Actuellement, le SIHM est opérationnel sur d'importants chantiers de construction et sites de production, notamment chez Ilsung Construction, Lotte Construction, Hyundai Asan, la municipalité de Bucheon et la municipalité de Hwaseong. Il a souligné : « Si les risques sont visibles, ils peuvent être réduits. S'ils sont invisibles, toutes les décisions sont laissées au hasard. » Il a ajouté : « La santé au travail relève désormais de la prévention. »

Un écosystème collaboratif créé par des combinaisons inédites

La PDG Lee Jeong-hwa a bâti un parcours exceptionnel dans le secteur de la santé au travail. Elle a créé un écosystème collaboratif en réunissant des experts en médecine du travail et environnementale, en psychologie industrielle, en thérapie par l'exercice et en intelligence artificielle.

« Les nouvelles solutions naissent de combinaisons inédites. Les méthodes familières ne produisent que des résultats familiers. »

Les femmes dirigeantes dans le domaine de la santé au travail restent rares. Cependant, elle met en garde contre l'étiquette de « première femme ». Elle explique : « Le leadership n'est pas une question de genre », mais plutôt « la capacité d'écouter les deux parties en conflit, de créer du lien et de maintenir un objectif commun ». Il s'agit de transformer les arguments en consensus et la division en coopération – une compétence qu'elle a perfectionnée au fil de nombreuses années d'expérience dans le domaine.

La PDG Lee Jeong-hwa expose clairement ses objectifs pour les cinq prochaines années : l’expansion nationale du SIHM, la normalisation industrielle, la mise en place d’un écosystème de données de terrain, la formation d’expertes et l’innovation dans le domaine de la santé au travail.

Il souligne que « le changement ne se subit pas, il se crée », et insiste sur le fait que la santé au travail doit être envisagée dans une perspective de stratégie de survie d'entreprise. Il préconise de passer d'une logique de coûts à une logique d'investissement, de la conformité réglementaire à la compétitivité de la gestion, de la mesure et du reporting à la prévision et à la prévention, et de la dépendance à l'égard d'experts externes à une approche axée sur les compétences des travailleurs de terrain.

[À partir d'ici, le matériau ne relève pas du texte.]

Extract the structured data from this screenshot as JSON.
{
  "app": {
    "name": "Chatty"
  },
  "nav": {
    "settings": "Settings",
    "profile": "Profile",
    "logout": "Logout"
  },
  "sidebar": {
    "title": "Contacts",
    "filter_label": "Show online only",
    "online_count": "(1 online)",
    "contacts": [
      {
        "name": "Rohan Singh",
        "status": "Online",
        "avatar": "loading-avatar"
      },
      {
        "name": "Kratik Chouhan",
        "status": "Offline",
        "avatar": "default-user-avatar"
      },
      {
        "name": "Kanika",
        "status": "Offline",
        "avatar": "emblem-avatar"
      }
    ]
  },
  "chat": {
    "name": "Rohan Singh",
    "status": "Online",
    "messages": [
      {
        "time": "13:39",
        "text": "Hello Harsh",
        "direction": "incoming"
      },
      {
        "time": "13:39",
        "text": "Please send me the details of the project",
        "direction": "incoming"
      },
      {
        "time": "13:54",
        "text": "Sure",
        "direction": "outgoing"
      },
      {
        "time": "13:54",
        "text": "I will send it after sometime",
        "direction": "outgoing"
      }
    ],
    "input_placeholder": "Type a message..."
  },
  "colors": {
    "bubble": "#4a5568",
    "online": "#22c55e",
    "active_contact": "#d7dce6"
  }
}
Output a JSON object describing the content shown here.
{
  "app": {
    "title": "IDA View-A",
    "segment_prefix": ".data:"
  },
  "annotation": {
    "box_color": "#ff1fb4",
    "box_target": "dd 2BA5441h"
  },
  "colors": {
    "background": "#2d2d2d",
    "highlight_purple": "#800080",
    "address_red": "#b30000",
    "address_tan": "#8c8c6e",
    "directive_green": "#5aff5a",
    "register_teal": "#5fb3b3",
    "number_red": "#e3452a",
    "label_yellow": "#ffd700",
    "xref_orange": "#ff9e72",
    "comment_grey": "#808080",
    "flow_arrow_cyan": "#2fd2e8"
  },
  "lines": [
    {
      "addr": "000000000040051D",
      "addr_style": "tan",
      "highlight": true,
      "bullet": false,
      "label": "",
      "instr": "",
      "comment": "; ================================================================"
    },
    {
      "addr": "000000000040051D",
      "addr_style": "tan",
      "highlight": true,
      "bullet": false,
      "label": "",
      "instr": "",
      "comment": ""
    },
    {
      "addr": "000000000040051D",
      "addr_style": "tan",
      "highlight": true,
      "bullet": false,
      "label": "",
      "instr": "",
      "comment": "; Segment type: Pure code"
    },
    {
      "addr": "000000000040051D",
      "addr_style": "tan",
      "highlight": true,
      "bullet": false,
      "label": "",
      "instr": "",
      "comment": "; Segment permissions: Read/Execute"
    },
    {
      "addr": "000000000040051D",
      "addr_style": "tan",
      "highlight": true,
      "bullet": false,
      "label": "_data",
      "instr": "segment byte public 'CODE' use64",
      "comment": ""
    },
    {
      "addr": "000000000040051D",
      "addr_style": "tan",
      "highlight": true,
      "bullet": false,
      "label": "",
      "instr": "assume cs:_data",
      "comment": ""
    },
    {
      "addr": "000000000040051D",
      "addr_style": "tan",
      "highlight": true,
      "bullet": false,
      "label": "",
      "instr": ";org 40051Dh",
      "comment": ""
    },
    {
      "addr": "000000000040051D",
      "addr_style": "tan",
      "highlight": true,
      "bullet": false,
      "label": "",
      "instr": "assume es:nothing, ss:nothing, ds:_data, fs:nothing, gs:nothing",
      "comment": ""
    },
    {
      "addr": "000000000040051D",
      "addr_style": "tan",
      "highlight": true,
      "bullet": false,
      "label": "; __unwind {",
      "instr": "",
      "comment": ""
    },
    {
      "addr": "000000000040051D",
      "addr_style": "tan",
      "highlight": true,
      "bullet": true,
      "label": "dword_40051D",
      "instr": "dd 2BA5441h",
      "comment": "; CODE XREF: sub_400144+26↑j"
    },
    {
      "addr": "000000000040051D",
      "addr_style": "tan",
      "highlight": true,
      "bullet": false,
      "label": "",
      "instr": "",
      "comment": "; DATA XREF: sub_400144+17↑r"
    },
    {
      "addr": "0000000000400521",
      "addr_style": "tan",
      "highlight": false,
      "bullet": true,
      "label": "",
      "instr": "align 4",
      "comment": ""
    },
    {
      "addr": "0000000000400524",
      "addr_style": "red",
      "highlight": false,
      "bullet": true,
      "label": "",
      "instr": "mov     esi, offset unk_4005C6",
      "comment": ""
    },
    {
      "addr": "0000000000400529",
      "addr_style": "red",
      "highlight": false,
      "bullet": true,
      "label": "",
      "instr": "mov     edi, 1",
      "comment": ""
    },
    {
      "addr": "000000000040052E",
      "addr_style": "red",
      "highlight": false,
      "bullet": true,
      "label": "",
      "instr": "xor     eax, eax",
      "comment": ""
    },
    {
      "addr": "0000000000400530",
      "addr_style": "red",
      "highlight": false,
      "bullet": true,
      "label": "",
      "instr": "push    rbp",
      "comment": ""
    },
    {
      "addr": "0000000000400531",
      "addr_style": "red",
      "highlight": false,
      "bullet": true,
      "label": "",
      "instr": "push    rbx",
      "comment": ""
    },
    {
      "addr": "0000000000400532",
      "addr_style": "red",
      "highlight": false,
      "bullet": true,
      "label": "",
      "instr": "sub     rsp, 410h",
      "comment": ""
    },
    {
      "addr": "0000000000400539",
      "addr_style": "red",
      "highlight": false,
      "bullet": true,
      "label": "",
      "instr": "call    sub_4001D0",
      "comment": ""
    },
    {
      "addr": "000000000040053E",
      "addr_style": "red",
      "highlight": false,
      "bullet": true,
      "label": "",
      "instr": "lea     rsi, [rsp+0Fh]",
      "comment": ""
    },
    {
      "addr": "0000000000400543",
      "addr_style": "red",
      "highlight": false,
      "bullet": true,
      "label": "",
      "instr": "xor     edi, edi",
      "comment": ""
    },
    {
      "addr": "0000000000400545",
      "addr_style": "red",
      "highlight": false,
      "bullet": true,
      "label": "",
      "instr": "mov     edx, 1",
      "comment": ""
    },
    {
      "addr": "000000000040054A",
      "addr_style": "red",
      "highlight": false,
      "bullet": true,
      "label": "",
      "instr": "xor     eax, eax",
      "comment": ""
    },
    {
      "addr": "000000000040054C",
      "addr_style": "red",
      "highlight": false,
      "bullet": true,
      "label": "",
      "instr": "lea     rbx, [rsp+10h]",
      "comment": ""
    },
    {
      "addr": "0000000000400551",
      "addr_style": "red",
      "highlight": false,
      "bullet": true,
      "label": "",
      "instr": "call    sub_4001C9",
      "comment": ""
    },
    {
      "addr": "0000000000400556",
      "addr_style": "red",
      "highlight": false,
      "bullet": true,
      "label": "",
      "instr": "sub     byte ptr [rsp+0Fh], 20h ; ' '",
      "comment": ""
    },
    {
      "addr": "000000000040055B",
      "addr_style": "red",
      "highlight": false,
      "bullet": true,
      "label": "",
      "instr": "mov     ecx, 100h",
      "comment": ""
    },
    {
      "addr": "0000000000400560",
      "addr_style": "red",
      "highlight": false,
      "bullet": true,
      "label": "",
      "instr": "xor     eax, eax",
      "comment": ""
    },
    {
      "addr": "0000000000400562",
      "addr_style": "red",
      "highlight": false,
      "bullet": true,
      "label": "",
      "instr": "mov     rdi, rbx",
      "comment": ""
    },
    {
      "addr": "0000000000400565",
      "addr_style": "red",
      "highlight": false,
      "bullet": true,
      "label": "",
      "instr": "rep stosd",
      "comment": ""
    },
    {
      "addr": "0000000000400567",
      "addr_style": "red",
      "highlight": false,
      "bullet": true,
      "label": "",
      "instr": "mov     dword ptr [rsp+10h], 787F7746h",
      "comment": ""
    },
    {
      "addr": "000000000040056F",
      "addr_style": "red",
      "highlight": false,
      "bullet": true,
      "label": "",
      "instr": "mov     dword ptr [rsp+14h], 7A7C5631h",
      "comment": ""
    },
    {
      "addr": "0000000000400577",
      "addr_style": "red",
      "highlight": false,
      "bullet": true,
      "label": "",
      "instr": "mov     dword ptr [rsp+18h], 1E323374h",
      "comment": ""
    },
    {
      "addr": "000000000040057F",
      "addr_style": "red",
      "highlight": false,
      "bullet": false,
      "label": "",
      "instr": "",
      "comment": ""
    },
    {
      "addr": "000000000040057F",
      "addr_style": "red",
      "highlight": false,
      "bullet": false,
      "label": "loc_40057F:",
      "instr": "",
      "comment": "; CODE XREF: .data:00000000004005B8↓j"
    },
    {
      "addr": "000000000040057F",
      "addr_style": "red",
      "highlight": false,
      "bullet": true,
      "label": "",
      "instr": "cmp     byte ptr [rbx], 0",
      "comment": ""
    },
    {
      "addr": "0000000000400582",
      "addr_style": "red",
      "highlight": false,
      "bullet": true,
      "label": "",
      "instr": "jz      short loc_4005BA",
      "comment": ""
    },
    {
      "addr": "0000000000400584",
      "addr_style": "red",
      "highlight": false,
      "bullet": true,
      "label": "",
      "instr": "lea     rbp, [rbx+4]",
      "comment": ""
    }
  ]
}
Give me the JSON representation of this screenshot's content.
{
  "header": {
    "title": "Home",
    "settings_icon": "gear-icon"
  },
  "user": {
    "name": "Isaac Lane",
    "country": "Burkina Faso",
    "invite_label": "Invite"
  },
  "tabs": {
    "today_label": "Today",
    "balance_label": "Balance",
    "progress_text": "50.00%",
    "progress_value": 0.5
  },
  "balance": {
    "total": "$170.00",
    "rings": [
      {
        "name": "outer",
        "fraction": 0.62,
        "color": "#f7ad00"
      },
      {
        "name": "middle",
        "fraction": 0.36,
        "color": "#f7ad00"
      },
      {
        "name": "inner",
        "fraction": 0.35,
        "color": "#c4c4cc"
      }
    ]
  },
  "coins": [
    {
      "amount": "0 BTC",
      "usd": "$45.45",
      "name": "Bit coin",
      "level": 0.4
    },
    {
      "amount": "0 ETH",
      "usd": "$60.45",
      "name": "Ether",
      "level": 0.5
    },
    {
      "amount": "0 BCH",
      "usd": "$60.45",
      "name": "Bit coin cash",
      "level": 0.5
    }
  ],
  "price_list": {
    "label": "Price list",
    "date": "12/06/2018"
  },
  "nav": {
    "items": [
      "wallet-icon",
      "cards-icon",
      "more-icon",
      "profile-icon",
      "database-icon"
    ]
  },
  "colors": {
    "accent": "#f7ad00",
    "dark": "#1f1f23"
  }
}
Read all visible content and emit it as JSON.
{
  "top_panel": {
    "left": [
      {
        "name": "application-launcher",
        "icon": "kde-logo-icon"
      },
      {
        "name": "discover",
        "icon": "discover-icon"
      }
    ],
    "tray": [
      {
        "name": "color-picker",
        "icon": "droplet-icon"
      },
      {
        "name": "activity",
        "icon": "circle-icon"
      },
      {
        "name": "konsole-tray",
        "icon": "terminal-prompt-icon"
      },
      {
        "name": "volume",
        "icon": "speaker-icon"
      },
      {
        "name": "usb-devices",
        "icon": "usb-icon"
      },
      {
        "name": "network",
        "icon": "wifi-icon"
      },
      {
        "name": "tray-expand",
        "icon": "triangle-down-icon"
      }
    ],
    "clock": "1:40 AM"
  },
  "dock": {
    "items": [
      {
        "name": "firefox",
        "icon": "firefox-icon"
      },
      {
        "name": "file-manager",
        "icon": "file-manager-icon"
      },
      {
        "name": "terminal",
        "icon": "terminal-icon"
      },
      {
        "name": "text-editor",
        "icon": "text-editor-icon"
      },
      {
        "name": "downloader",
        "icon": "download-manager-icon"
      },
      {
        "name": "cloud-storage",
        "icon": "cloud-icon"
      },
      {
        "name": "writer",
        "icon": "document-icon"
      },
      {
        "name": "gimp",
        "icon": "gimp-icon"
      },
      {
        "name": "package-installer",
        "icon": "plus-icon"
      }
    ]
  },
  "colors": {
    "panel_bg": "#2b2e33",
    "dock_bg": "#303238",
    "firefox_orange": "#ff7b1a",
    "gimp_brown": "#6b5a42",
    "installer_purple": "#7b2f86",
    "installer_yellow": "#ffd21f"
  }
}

Il posa la question finale : « Qu’est-ce qui vous motive ? » Après un moment de silence, il dit :

« C'est une boussole qui ne perd jamais son sens. En fin de compte, la santé au travail doit protéger les personnes. La santé et la vie de chaque individu, voilà la raison d'être. »

Le jeune chercheur qui, il y a 30 ans, entendait des ouvriers tousser dans le couloir de l'hôpital, est aujourd'hui un chef de file technologique, analysant chaque année les données de plus de 1 000 sites. Mais la question demeure : comment protéger les populations ? Des dangers insoupçonnés commencent à se manifester. Au cœur de ce combat se trouve un homme, inébranlable dans sa mission.